I'm querying the SecurityEvents of Log Analytics (which has a lot of events) and evaluate the amount by index=log_analytics source="log_analytics://*" |eval _time = _indextime | timechart count span=5m by source
When I have the delay value to 5 min and the interval >=5 min then the maximum amount of events will be approx 49k
When I decrease the interval to 3min (delay still 5) the maximum amount doubles to approx 95k and when I decrease to 1min the maximum amount goes between 130k and 150k which matches a bit with the number when I'm doing a count (via another input) to the same input for 5min/5min timeframe.
Increasing the delay to 10min and the interval to 10 also, the number returns to approx 48k.
Querying another table with probably "smaller events" in size (DHCP) I don't see this kind of limit.
So.... Any possibility to exists either to the add-on/python or the log analytics (I don't have direct access to check) some kind of data limit?
Note 1: Based on some calculations which I have done, interval less than the delay will not cause data loss (and almost sure no data duplication). Only side-effect is that an event which is close to the interval actual date/time may need 2 "cycles" (or more in some other scenario) to appear.
Update 1: With delay to 10min and interval to 5 the number is still approx. 48k
Update 2: Screenshot 😉
Unfortunately I don't have access to Azure console for these events (different team) so not aware of this but if this is also applicable for the API calls then explains everything.
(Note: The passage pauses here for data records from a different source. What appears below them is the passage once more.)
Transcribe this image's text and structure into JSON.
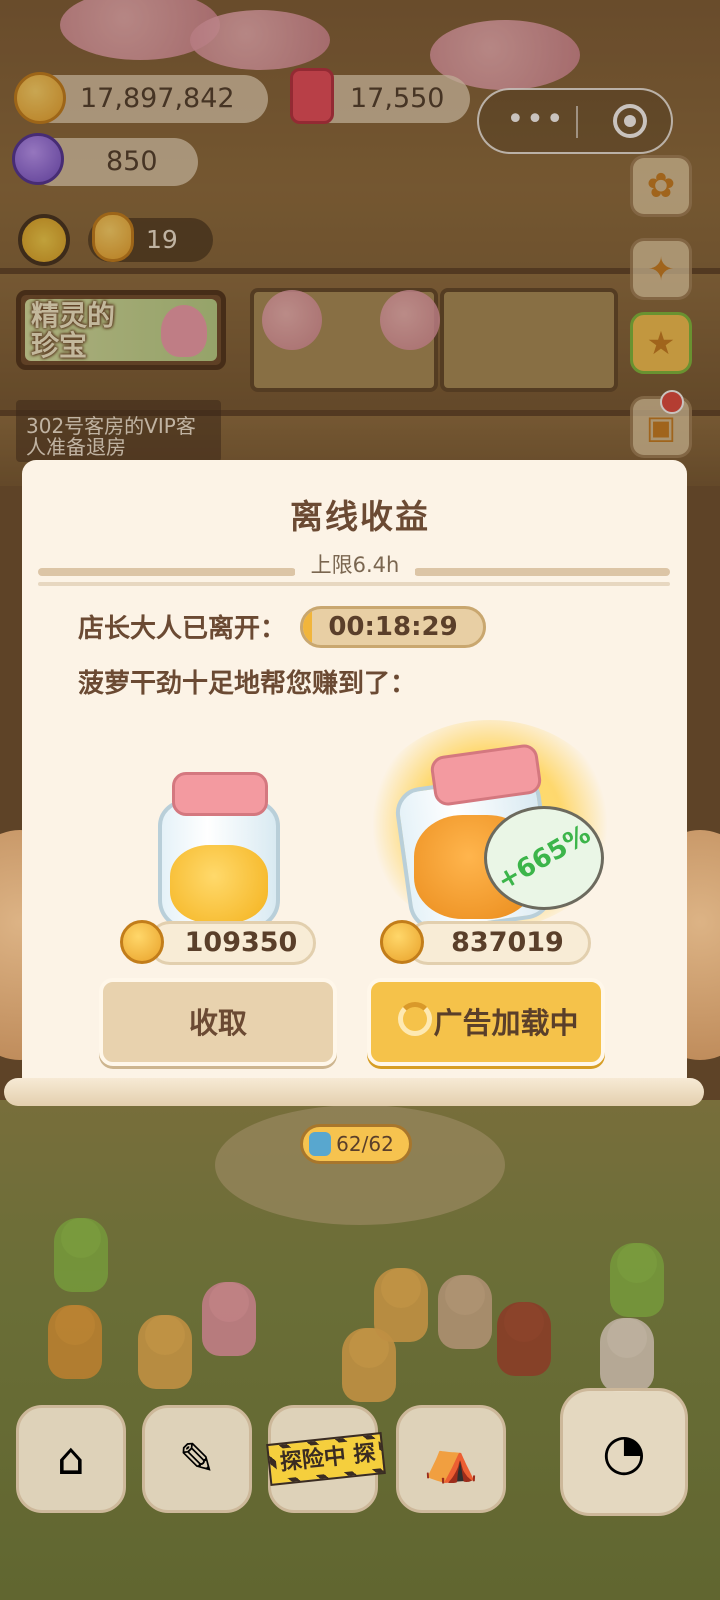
{
  "hud": {
    "coins": "17,897,842",
    "gems": "17,550",
    "crystals": "850",
    "staff_count": "19",
    "coin_icon": "gingerbread-coin-icon",
    "gem_icon": "red-gem-icon",
    "crystal_icon": "purple-candy-icon"
  },
  "capsule": {
    "menu_glyph": "•••"
  },
  "banner": {
    "title": "精灵的珍宝"
  },
  "notice": {
    "text": "302号客房的VIP客人准备退房"
  },
  "popup": {
    "title": "离线收益",
    "cap_label": "上限6.4h",
    "away_label": "店长大人已离开：",
    "away_time": "00:18:29",
    "away_progress": 0.05,
    "earn_label": "菠萝干劲十足地帮您赚到了：",
    "normal_amount": "109350",
    "boosted_amount": "837019",
    "bonus": "+665%",
    "collect_label": "收取",
    "ad_label": "广告加载中"
  },
  "energy": {
    "value": "62/62"
  },
  "bottom_nav": {
    "explore_label": "探险中 探"
  },
  "colors": {
    "accent": "#f5c24a",
    "paper": "#fcf3e6",
    "text_brown": "#6b4a33",
    "bonus_green": "#3cb54a"
  }
}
Unfortunately No2, if this the case then I have to do intervals every 2 seconds to get that huge amount of events which I have or to split the sources even more which is.... very difficult to manage afterwards. 😞
Both are bad (from my tests) as they stress a lot the heavy forwarder in total with the network connections.
One another thing which I notice and which actually doesn't fully confirm the above statement is that doing the night with the amount of events from the servers in... night mode (still a lot) I can see good performance but this performance is dropped during the working hours. I was thinking that this is maybe hardware stress, network etc but I use an different instance with only one app and only one source and the results are identical. When the events are not so many they are in high performance and when (during working hours) the events are a lot the lowering of the performance are for both instances!
After a lot of tests I'm 1000% there is somewhere a data limit. I have split the inputs to many and I have 4x more data and especially in the night goes to 6x. This doesn't mean that I have solve my issue. I'm still lacking great amount of events. I'm just not able to tweak more as I don't know where is the issue.
I have even tweak queues and other things like pipelines, hardware but... nothing.
So I would say that for Azure AD collection (as it is in my case) this addon is not capable to get all the events due to some limitations.